Do you really mean to imply that praying and raping someone are equivalent actions? If so, I respectfully disagree.
Don't forget the "based on faith" part, Bri. When you leave out little things like that, you change the topic. If both are based on faith, they are rationally equivalent. But you knew that was what we were talking about.
Nonetheless, as you admitted, the rationality of a belief doesn't necessarily indicate the morality of using that belief to justify action. Therefore, the morality of actions are irrelevant to a discussion of the rationality of belief, despite the temptation to confuse the two. I assumed this straw man to be unintentional, but as you continue to make the argument, it seems less and less likely to be unintentional.
This is what I have been telling
you, Bri. Are you paying attention?
I don't recall any previous mention that the belief that sex with a virgin cures AIDS came from a conversation with God, aliens, or anyone else. So, if the belief didn't come from a conversation with God or aliens, is raping a virgin any less morally repugnant?
It is a religious belief. Most people who do this do so because their shaman or witch doctor (who speaks to the spirits) has told them it will work. It is essentially a religious ritual, like praying is a religious ritual.
What part of the scientist's belief wasn't based on faith alone?
The biggest straw man is of course that belief in the
possibility of intelligent life elsewhere is not the same as belief in the
certainty of intelligent life elsewhere. Then of course, the demand for money is not a faith-based thing but greed-based thing. And of course, his anger at the politician is based on his feeling of betrayal and the broken "promise" that the politician made. And of course, the reasoning that the aliens would figure out how to end world hunger is giving the aliens specific characteristics, nothing at all like believing in the possibility of intelligent life of some kind.

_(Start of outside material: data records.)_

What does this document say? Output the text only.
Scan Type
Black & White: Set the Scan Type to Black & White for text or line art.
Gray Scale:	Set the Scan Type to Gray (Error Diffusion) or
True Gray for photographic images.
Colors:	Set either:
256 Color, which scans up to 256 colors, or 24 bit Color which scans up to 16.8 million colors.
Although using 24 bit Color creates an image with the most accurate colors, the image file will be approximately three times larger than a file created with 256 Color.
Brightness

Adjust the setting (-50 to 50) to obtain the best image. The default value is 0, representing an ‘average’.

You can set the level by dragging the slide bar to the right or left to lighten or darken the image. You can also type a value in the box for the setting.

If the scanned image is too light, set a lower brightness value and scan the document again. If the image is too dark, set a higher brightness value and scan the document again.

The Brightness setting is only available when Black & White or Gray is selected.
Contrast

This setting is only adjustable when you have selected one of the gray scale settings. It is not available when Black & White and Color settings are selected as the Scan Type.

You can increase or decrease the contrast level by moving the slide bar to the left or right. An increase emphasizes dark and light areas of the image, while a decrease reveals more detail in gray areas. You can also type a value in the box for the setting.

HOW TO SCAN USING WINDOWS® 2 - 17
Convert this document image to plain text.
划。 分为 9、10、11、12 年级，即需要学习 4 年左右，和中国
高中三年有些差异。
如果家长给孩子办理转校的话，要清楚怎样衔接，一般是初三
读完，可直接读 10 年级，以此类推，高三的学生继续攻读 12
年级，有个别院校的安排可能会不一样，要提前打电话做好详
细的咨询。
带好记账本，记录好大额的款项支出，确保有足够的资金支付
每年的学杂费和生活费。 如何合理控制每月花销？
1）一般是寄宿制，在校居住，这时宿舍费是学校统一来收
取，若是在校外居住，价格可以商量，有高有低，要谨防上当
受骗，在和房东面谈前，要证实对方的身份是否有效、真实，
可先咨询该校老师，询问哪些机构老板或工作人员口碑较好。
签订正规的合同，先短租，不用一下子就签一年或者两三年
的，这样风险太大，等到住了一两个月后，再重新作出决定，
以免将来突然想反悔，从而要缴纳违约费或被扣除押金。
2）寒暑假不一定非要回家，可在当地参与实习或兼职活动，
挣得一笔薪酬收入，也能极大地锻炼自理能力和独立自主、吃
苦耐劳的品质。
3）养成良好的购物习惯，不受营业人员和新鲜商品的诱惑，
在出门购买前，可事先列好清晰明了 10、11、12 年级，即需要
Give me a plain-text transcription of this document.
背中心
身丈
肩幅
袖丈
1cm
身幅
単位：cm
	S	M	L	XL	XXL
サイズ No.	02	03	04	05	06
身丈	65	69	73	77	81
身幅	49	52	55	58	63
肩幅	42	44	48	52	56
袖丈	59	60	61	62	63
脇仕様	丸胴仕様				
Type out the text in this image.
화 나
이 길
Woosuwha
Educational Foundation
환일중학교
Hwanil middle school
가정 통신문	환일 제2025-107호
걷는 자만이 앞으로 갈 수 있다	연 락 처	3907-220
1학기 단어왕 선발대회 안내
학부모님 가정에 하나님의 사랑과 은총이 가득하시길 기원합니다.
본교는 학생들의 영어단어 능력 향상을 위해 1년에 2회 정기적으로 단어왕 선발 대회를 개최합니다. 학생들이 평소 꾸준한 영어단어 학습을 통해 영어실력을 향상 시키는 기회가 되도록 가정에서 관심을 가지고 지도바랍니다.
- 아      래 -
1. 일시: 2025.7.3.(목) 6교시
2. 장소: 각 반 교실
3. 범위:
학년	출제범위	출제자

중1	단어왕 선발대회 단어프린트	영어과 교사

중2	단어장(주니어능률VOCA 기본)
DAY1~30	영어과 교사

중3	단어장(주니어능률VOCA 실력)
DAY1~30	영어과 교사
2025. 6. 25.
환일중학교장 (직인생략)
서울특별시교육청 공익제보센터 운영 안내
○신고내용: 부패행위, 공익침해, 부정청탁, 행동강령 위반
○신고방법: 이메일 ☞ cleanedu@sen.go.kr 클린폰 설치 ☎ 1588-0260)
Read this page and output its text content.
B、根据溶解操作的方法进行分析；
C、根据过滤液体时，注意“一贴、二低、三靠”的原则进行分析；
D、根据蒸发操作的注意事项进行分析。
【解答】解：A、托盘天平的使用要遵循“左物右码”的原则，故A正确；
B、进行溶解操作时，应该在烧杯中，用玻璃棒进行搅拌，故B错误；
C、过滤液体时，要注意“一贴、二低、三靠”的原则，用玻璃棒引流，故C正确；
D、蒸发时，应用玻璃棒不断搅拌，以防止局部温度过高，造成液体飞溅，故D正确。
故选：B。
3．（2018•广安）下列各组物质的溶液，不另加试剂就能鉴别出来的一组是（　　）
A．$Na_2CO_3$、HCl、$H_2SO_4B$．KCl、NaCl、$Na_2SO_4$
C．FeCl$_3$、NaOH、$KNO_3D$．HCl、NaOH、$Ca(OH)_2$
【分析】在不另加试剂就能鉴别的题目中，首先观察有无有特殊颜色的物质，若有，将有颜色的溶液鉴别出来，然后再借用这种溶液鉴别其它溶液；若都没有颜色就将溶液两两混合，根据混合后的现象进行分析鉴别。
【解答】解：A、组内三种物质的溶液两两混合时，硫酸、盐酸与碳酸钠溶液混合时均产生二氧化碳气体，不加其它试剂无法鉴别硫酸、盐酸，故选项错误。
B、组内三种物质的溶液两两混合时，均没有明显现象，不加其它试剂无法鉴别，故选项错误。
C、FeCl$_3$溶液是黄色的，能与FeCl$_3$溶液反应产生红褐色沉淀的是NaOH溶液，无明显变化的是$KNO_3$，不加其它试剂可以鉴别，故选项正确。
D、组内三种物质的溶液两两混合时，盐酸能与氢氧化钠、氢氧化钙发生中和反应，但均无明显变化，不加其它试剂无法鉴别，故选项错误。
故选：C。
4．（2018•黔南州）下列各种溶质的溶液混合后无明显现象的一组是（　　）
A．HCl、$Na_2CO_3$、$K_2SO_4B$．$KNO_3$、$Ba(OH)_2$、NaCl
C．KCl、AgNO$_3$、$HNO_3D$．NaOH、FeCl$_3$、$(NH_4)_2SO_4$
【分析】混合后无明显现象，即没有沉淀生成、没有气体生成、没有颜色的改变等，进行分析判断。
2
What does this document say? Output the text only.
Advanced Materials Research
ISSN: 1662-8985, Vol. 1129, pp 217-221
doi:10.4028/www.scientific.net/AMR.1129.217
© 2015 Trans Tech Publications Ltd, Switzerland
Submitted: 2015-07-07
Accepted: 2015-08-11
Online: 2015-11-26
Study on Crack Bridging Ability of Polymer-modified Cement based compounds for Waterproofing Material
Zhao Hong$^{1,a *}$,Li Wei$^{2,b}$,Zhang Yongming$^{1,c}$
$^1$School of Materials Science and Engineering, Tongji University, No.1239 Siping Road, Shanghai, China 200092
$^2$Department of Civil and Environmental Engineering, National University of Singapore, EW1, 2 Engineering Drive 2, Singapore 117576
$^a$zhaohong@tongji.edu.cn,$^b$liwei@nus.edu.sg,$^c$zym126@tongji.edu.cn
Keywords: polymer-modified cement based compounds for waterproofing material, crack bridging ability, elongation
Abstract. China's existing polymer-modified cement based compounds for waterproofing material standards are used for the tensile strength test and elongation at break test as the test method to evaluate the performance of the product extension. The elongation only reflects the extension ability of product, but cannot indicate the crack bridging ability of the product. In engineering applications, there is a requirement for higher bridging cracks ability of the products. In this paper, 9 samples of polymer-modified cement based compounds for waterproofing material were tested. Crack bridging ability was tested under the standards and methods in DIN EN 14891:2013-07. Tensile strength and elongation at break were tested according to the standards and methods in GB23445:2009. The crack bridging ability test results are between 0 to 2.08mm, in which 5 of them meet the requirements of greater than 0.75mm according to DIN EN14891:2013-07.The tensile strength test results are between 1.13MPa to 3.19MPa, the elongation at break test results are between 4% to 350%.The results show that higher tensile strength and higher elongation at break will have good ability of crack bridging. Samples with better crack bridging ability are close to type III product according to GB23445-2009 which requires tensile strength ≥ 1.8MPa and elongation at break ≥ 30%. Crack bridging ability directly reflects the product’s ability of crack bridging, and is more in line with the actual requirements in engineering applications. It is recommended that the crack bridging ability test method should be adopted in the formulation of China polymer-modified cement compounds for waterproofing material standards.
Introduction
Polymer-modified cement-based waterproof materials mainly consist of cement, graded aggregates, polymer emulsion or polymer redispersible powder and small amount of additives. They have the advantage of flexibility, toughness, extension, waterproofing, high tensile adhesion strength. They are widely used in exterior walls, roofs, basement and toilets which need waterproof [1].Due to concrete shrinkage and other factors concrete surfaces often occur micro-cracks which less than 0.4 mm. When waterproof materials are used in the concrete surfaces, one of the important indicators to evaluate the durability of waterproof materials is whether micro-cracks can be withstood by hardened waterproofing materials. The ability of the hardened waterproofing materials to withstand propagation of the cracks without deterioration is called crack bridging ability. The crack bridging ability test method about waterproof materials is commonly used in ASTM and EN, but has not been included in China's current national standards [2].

I could go on and on, but the simple fact is that this is a totally straw-filled scenario, one that has, as far as I am aware of, no basis in reality. But people
have killed because God told them to. Many times.
There is also weak evidence showing that prayer works.
Very weak. And yet, with all the praying that goes on and all the things it could affect that would be very easy to see, the weakness of the evidence is damning.